Grégory Privat, la scène, sa vie d’artiste, celle qu’il a toujours voulu mener. – Texte Willy Gassion, Photo Cédrick-Isham Calvados
Il y a là quelque chose qui en dit long sur ce que peut être la vie d’un musicien. Ses pérégrinations. Echanger avec Grégory Privat, depuis la Guadeloupe, alors que celui-ci se trouve en Pologne pour sa tournée. L’avant-veille, le pianiste était à Vilnius en Lituanie. Avec son Trio (Tilo Bertholo à la batterie et Chris Jennings à la contrebasse), l’artiste martiniquais mène la vie qu’il a toujours voulu mener. « Être un artiste, c’est prendre en main sa vie et pas mener la vie de quelqu’un d’autre. »
« Être un artiste, c’est prendre en main sa vie et pas mener la vie de quelqu’un d’autre. »
« Quelque chose de physique »
De le savoir à Sopot, « une ville dans le nord de la Pologne », semble plus nous impressionner que lui. « J’habite à Paris depuis 2007, je suis un peu habitué à la vie en Europe. » Le lieu où il se trouve serait presque anecdotique, l’essentiel est ailleurs : dans la réceptivité du public, dans le dialogue à instaurer entre lui et son auditoire. « En général, ça se passe plutôt bien, ça dépend de l’énergie qu’il y a dans la salle, mais aux Antilles, chez moi en Martinique, il y a une autre émotion. »
Grégory Privat a reçu la musique en héritage et avec elle, le piano. Comment pouvait-il en être autrement avec un père musicien – José Privat, le pianiste du célèbre groupe martiniquais Malavoi ? « J’aurais pu y échapper, mon frère n’est pas du tout pianiste même s’il est mélomane. »
Le piano dès l’enfance, à Fort-de-France, du classique, et le plaisir très vite. Des cours pendant dix ans. « Il y a eu quelque chose de physique. Très jeune, j’ai développé une manière d’approcher le piano au niveau du toucher ; la musique, c’est comme un jeu, il y a des règles et quelque chose d’esthétique, j’avais des facilités, ça a été un coup de cœur. »
« J’ai commencé à improviser et c’est là que c’est devenu plus qu’un loisir, j’ai su à cet âge que le piano allait compter dans ma vie. »
« Suivre son chemin »
Ses doigts appliqués, ses doigts qui courent jusqu’à improviser, les doigts d’un pianiste. Grégory n’a que 14 ans. « J’ai commencé à improviser et c’est là que c’est devenu plus qu’un loisir, j’ai su à cet âge que le piano allait compter dans ma vie. »

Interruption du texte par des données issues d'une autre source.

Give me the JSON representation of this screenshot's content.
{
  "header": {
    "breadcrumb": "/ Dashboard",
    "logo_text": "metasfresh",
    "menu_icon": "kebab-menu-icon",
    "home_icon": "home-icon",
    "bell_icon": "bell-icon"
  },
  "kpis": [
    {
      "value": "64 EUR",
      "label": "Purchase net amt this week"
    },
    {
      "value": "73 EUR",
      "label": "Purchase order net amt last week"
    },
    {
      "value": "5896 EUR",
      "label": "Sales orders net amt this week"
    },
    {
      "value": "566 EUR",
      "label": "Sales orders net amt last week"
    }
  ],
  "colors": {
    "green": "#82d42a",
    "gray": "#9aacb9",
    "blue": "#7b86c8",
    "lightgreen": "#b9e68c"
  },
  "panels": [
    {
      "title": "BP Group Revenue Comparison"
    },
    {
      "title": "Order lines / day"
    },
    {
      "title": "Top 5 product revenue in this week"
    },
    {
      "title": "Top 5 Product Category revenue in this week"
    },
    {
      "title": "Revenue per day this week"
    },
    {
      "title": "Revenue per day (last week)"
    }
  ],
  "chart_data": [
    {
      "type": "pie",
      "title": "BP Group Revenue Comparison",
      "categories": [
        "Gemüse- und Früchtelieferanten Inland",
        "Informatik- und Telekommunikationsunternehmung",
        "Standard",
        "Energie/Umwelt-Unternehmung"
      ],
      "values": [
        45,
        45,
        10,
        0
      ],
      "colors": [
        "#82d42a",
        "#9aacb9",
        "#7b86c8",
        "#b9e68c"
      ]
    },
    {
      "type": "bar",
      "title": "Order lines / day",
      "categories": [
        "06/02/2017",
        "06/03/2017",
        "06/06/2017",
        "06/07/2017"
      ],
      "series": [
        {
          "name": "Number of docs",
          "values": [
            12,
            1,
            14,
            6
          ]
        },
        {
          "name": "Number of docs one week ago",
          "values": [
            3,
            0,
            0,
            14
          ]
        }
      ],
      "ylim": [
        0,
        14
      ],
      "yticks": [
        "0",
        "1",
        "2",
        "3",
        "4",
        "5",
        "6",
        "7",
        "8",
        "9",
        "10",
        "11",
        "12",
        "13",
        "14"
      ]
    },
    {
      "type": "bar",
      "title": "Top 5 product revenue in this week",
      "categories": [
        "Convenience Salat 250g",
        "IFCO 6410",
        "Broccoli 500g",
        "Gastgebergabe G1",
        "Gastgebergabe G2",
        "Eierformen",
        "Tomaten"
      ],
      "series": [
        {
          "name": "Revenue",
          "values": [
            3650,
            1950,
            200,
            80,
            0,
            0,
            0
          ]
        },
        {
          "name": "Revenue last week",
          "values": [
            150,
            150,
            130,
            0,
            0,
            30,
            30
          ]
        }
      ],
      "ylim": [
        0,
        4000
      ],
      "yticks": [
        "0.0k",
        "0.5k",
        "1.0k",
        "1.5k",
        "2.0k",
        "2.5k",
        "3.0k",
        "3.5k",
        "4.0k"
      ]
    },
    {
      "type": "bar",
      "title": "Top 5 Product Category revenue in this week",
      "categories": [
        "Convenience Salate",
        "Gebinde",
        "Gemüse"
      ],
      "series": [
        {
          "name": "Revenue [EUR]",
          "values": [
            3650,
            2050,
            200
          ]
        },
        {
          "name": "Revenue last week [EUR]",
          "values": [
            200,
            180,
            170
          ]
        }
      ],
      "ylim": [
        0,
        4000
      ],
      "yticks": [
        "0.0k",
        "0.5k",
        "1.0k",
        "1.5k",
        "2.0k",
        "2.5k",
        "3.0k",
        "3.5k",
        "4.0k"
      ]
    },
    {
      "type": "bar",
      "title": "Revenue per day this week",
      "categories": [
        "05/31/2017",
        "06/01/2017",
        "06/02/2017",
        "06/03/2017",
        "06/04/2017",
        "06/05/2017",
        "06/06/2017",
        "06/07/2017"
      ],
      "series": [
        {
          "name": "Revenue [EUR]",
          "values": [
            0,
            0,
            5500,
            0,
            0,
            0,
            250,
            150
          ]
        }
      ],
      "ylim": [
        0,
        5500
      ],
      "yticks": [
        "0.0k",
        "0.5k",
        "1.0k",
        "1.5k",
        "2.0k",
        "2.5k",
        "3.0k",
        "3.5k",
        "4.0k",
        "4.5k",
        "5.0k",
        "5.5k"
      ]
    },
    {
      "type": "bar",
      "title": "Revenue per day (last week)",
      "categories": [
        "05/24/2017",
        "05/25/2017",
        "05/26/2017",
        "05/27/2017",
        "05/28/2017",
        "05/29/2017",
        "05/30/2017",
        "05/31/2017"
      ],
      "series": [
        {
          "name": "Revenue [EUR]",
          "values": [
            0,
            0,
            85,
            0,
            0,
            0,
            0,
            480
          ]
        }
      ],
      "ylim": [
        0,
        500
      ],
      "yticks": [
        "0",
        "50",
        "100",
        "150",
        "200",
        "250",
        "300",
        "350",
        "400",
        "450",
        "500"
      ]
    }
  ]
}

Le prodige est aussi bon élève (Bac S mention bien, une prépa), des études d’ingénieur, parce qu’il aime ça et aussi « pour faire plaisir aux parents ». Puis le choix, « le choix solitaire » : continuer à faire l’ingénieur ou s’adonner corps et âme au seul piano. « J’avais 28 ans, j’étais encore jeune, c’était un pari sur l’avenir, ça a été une des plus grandes décisions de ma vie. C’est ce que je raconte dans Las, une chanson qui fait référence au réveil, à son réveil dans la vie, décider de ce qu’on veut faire et suivre son chemin. »
À 37 ans (il les a eus au mois de décembre), l’artiste a déjà publié cinq albums. Sa musique est jazz « parce qu’il y a beaucoup d’improvisation » même s’il reste « ouvert » dans ses choix d’orchestration. « J’aime la musique dans sa globalité, il y a la musique traditionnelle des Antilles, des influences contemporaines comme le zouk et le dance hall dans mes compositions. »
« Pendant le confinement, j’ai pratiqué la musique pour ce qu’elle est, la musique à ce moment-là n’avait besoin que de la musique. »
Quand il n’est pas sur scène, quand il est privé de public comme lors du confinement, la musique est encore là. Chevillée à son corps. « Pendant le confinement, j’ai pratiqué la musique pour ce qu’elle est, j’étais d’autant plus un artiste à cette période, la musique à ce moment-là n’avait besoin que de la musique, mon art ne s’est pas amoindri. » Yonn, son nouvel album paraît en janvier 2022.